Separating the task into these two functions and a system call for launching the program simplifies development (shorter functions that ar easier to test), and allows some workflow engines to improve performance by running processing and execution tasks separately.

Implement a new ExecutableTask by defining the executable, a preprocessing method (preprocess()), and a postprocessing method (postprocess()).

Use the ExecutableTask by instantiating a copy of your new class and then passing it to the task server as you would with any other function.

MPI Executables

Launching an MPI executable requires two parts: a path to an executable and a preamble defining how to launch it. Defining an MPI application using the instructions described above and then set the mpi attribute to True. This will tell the Colmena task server to look for a “preamble” for how to launch the application.

You may need to supply an MPI command invocation recipe for your particular cluster, depending on your choice of task server. Supply a template as the mpi_command_string field, which will be converted by Python’s string format function to produce a version of the command with the specific resource requirements of your task by the render_mpi_launch() method. The attributes of this class (e.g., node_count, total_ranks) will be used as arguments to format. For example, a template of aprun -N {total_ranks} -n {cpu_process} will produce aprun -N 6 -n 3 if you specify node_count=2 and cpu_processes=3.

Parameters:
  • executable – List of executable arguments

  • name – Name used for the task. Defaults to executable[0]

  • mpi – Whether to use MPI to launch the exectuable

  • mpi_command_string – Template for MPI launcher. See mpi_command_string.

executable: List[str]

Command used to launch the executable

mpi: bool = False

Whether this is an MPI executable

mpi_command_string: str | None = None

Template string defining how to launch this application using MPI. Should include placeholders named after the fields in ResourceRequirements marked using {}’s.
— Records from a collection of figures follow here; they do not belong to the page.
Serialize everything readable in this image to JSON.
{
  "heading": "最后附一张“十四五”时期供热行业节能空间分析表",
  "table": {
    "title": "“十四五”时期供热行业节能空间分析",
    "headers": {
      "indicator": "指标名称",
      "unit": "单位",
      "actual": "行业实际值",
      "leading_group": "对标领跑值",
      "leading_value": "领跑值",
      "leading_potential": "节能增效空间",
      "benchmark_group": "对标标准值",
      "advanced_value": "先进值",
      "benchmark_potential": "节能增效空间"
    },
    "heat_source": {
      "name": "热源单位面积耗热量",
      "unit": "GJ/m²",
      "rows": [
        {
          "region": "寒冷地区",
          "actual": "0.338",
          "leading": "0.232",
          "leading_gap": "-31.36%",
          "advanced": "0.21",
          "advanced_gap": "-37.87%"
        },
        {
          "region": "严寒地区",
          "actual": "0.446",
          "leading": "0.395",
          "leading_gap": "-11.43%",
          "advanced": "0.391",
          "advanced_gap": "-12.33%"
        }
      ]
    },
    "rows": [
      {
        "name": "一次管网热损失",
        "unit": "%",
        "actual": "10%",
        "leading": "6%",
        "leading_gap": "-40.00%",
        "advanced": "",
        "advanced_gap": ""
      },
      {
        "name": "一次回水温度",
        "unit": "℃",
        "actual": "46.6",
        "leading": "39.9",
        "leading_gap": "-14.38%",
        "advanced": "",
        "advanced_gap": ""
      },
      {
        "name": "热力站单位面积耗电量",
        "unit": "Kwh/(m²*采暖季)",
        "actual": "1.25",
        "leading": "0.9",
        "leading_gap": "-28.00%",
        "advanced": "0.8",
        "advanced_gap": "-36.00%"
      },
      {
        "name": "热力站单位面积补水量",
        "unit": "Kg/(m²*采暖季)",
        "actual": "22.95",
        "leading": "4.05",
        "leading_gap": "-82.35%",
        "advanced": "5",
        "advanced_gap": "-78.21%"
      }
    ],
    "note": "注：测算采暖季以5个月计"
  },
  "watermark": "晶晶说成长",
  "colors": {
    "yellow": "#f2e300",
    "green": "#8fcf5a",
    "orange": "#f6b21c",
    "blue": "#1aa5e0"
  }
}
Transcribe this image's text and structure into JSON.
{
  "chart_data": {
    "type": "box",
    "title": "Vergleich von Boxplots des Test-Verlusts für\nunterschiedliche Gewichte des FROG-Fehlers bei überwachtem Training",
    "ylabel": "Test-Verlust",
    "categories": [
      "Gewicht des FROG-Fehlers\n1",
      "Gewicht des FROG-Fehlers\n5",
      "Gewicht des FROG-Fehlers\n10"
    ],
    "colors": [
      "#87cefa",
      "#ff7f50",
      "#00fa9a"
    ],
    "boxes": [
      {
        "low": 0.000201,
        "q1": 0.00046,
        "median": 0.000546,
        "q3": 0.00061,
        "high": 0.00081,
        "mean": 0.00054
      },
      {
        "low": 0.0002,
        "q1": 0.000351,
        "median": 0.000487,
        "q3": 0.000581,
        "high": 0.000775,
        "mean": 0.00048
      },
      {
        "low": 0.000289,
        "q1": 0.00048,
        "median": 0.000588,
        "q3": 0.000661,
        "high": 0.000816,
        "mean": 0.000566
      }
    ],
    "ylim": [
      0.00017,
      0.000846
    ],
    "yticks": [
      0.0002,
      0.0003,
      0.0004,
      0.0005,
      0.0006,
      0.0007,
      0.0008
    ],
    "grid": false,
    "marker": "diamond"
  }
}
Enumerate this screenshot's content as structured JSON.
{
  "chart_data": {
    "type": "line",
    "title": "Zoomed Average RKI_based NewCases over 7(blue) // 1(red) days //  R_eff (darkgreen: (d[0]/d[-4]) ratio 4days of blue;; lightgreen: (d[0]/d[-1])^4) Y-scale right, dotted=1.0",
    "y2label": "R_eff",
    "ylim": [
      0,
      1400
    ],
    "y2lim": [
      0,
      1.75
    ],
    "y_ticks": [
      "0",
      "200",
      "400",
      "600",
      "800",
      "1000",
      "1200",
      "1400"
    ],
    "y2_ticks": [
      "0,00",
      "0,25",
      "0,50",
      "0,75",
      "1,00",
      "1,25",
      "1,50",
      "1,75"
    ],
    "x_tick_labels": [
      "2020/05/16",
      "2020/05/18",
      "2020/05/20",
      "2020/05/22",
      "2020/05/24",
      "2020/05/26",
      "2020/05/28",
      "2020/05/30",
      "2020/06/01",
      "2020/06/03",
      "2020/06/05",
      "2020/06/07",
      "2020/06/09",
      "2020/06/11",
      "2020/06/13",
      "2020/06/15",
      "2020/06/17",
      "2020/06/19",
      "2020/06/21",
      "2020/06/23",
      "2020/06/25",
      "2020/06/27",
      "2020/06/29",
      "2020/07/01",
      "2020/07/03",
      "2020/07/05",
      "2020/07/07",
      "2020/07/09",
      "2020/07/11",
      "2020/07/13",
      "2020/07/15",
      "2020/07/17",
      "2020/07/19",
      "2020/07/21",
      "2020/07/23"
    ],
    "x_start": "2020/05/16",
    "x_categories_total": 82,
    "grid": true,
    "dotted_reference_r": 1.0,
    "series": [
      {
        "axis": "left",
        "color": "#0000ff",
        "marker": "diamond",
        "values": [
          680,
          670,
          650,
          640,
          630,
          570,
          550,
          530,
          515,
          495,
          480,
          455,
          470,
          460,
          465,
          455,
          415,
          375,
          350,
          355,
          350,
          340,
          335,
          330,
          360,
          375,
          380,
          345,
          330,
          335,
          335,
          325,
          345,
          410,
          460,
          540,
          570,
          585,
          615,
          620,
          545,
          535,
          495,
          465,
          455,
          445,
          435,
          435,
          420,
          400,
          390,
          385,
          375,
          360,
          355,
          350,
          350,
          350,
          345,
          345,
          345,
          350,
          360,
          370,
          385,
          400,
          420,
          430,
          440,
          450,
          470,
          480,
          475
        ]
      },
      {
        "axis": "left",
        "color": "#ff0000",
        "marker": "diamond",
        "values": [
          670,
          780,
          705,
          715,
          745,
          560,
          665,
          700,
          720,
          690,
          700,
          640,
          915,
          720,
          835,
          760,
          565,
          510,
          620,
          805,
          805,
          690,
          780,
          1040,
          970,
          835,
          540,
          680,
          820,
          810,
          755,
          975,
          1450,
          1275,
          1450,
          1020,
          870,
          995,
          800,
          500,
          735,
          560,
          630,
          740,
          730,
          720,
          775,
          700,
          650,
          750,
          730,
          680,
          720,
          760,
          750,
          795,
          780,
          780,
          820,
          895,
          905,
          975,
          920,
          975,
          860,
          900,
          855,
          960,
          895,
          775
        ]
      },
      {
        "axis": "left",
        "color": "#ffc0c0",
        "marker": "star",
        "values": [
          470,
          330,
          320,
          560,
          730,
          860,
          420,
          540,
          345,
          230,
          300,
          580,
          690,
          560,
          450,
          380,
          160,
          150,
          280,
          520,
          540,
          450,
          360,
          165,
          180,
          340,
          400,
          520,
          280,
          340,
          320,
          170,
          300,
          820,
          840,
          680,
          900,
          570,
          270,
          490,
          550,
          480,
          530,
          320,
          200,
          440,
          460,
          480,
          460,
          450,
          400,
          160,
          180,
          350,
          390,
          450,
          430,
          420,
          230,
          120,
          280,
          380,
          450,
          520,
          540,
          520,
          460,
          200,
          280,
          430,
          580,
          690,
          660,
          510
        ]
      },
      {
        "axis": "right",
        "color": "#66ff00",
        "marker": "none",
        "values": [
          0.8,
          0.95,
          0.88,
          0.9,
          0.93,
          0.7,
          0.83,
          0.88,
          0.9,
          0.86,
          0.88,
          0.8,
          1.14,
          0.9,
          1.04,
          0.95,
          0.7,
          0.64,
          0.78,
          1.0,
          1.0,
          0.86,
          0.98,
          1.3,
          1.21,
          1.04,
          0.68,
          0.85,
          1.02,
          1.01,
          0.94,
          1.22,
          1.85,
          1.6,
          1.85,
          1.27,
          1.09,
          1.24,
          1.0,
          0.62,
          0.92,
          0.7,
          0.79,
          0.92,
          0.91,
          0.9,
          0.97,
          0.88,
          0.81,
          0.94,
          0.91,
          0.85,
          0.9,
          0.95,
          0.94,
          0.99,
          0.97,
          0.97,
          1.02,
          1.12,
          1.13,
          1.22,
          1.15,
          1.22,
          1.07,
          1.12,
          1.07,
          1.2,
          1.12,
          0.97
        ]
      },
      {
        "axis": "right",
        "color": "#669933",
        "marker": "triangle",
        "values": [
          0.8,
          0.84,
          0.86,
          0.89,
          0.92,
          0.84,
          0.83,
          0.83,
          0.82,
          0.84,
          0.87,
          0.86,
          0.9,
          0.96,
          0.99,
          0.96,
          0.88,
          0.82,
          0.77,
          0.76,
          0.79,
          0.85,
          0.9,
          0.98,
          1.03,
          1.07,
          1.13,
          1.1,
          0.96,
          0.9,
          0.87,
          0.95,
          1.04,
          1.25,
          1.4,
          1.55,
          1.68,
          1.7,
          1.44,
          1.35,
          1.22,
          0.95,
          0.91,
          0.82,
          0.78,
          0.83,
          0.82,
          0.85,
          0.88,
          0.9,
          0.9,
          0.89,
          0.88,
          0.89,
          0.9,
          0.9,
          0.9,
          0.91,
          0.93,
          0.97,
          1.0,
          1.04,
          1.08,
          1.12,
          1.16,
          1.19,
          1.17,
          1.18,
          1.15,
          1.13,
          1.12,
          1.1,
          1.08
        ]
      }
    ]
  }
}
Example: mpirun -np {total_ranks}

render_mpi_launch(resources: ResourceRequirements) str

Create an MPI launch command given the configuration

Returns:

MPI launch configuration

preprocess(run_dir: Path, args: Tuple[Any], kwargs: Dict[str, Any]) Tuple[List[str], str | None]

Perform preprocessing steps necessary to prepare for executable to be started.

These may include writing files to the local directory, creating CLI arguments, or standard input to be passed to the executable

Parameters:
  • run_dir – Path to a directory in which to write files used by an executable

  • args – Arguments to the task, control how the run is set up

  • kwargs – Keyword arguments to the function

Returns:

  • Options to be passed as command line arguments to the executable

  • Values to pass to the standard in of the executable

execute(run_dir: Path, arguments: List[str], stdin: str | None, resources: ResourceRequirements | None = None) float

Run an executable

Parameters:
  • run_dir – Directory in which to execute the code

  • arguments – Command line arguments

  • stdin – Content to pass in via standard in

  • resources – Amount of resources to use for the application

Returns:

Return type:

Runtime (unit

assemble_shell_cmd(arguments: List[str], resources: ResourceRequirements) List[str]

Assemble the shell command to be launched

Parameters:
  • arguments – Command line arguments

  • resources – Resource requirements

Returns:

Components of the shell command

postprocess(run_dir: Path) Any

Extract results after execution completes

Parameters:

run_dir – Run directory for the executable. Stdout will be written to run_dir/colmena.stdout and stderr to run_dir/colmena.stderr

function(*args, _resources: ResourceRequirements | None = None, **kwargs)

Execute the function

Parameters:
  • args – Positional arguments

  • kwargs – Keyword arguments

  • _resources – Resources available. Optional. Only used for MPI tasks.